Les robots Tesla d’Elon Musk ne seront pas disponibles avant plusieurs années selon ses dernières déclarations

Tesla ne concentre plus ses efforts sur les seules automobiles électriques. Depuis plusieurs années, l’entreprise développe des projets bien plus ambitieux pour son avenir. Elle prépare deux produits révolutionnaires : un robot humanoïde appelé Optimus et un véhicule autonome nommé Cybercab. Ces deux machines, entièrement automatisées, sont censées transformer tant le secteur du transport que celui du travail physique. Elon Musk les présente comme des éléments fondamentaux de l’avenir de Tesla, potentiellement plus rentables que les voitures traditionnelles.

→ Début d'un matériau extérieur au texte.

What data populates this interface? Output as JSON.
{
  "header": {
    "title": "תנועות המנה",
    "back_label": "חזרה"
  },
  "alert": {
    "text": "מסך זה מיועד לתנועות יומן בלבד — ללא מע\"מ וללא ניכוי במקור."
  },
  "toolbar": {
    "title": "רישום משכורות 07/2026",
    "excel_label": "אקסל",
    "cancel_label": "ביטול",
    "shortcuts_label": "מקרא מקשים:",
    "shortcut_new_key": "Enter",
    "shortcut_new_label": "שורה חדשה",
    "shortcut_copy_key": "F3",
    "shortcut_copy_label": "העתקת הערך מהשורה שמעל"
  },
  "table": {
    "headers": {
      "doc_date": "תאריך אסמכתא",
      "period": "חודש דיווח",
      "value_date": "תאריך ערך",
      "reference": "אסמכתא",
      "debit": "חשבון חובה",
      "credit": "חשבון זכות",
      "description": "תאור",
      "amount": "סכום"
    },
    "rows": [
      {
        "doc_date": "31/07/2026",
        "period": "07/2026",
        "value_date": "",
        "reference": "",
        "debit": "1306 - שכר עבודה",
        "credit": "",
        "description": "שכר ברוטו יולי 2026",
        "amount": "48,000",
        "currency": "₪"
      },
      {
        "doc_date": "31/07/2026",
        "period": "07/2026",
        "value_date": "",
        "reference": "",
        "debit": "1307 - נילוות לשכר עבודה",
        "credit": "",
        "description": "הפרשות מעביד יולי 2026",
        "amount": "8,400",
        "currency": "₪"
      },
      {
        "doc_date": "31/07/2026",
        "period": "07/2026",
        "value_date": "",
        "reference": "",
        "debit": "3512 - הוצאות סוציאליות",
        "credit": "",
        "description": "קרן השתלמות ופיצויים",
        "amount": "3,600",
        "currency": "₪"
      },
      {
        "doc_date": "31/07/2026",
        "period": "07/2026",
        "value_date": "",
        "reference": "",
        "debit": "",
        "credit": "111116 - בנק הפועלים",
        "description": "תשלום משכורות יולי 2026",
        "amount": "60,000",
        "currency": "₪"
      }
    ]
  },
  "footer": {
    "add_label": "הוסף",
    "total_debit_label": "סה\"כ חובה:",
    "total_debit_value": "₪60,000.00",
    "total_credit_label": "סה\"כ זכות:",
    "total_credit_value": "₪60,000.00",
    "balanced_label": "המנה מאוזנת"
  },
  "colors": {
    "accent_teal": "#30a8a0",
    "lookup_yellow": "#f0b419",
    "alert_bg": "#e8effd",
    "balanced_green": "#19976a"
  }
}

Cependant, ces ambitions doivent affronter les réalités de la production industrielle. Elon Musk a récemment averti que le lancement de ces deux projets sera “atrocement lent” au départ. Le PDG de Tesla explique que la complexité des composants, des technologies et des procédés manufacturiers ralentit considérablement la montée en cadence. Bien que le développement avance, la fabrication à grande échelle prendra bien plus de temps que prévu initialement. Chaque nouveau produit présente des défis uniques qui ne peuvent être surmontés rapidement.
Le Cybercab est un véhicule autonome biplace, dépourvu de volant et de pédales. Tesla envisage son entrée en production en 2026. Parallèlement, le robot Optimus devrait être produit en petite série vers la fin de la même année. Tous deux utilisent des technologies complètement novatrices. Elon Musk mentionne aussi un nouveau procédé industriel appelé “unboxed”, qui modifie les étapes d’assemblage traditionnelles. Comme il le souligne, plus un produit intègre d’éléments inédits, plus sa montée en production est laborieuse et prolongée.

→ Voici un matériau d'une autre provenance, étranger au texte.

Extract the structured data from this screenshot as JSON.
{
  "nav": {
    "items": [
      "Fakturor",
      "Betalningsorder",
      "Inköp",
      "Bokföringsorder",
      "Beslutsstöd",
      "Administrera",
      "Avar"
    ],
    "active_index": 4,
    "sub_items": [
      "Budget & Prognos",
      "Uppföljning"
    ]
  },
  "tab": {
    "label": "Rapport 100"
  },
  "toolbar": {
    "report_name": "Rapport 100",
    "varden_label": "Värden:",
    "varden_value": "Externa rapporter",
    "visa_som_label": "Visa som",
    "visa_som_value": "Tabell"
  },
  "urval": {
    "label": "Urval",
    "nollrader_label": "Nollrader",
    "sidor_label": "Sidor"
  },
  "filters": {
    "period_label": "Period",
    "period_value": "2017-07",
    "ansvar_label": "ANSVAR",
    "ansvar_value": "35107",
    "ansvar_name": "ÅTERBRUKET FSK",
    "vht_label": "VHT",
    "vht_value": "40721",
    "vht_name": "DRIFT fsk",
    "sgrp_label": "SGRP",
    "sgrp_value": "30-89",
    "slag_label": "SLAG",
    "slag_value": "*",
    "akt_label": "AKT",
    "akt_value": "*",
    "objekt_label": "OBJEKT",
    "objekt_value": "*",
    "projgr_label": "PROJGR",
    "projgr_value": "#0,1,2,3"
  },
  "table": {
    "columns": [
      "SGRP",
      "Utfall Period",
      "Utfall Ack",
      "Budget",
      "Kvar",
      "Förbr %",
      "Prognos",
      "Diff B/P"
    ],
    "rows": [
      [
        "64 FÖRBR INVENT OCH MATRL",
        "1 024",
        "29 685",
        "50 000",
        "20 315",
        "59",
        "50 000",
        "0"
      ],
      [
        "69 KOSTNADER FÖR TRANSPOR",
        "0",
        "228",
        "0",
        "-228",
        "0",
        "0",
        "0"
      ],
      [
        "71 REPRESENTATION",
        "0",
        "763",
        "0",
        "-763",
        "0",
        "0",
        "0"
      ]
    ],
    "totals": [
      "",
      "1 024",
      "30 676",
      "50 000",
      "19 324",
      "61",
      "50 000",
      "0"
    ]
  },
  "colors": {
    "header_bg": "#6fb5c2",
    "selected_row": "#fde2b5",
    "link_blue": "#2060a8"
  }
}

Ces projets restent au cœur de la stratégie globale de Tesla. La valorisation actuelle de l’entreprise dépend largement des promesses relatives aux robotaxis et à l’intelligence artificielle intégrée. Elon Musk affirme qu’à terme, ces produits généreront plus de revenus que l’ensemble de l’activité automobile. Il assure qu’une fois la phase initiale franchie, la production accélérera spectaculairement. Pour le moment, les investisseurs et clients doivent démontrer de la patience face à ce calendrier ambitieux mais incertain.

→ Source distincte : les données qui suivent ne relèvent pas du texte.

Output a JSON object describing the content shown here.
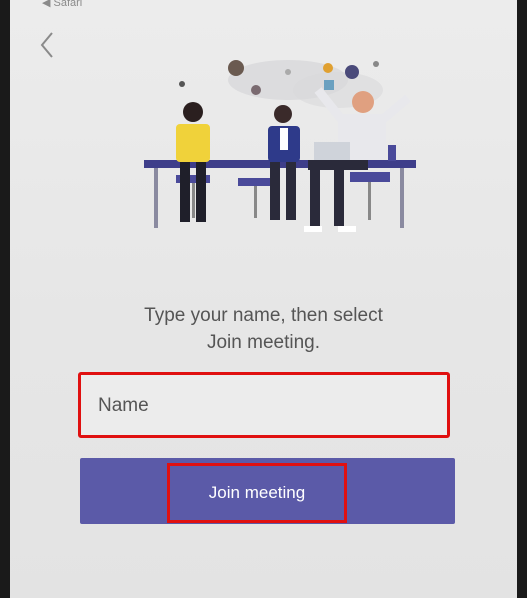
{
  "status_bar": {
    "carrier": "◀ Safari"
  },
  "prompt": {
    "line1": "Type your name, then select",
    "line2": "Join meeting."
  },
  "name_field": {
    "placeholder": "Name",
    "value": ""
  },
  "join_button": {
    "label": "Join meeting"
  },
  "colors": {
    "accent": "#5b5aa8",
    "highlight": "#e01010"
  }
}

Cette situation rappelle les difficultés rencontrées lors du lancement de la Model 3, lorsque Tesla avait traversé ce qu’on appelait le “production hell”. L’entreprise avait alors frôlé la faillite avant de surmonter ses défis de fabrication. Les nouveaux projets présenteront probablement des obstacles similaires, nécessitant une gestion rigoureuse des chaînes de production et des approvisionnements pour progresser graduellement vers des volumes commerciaux viables.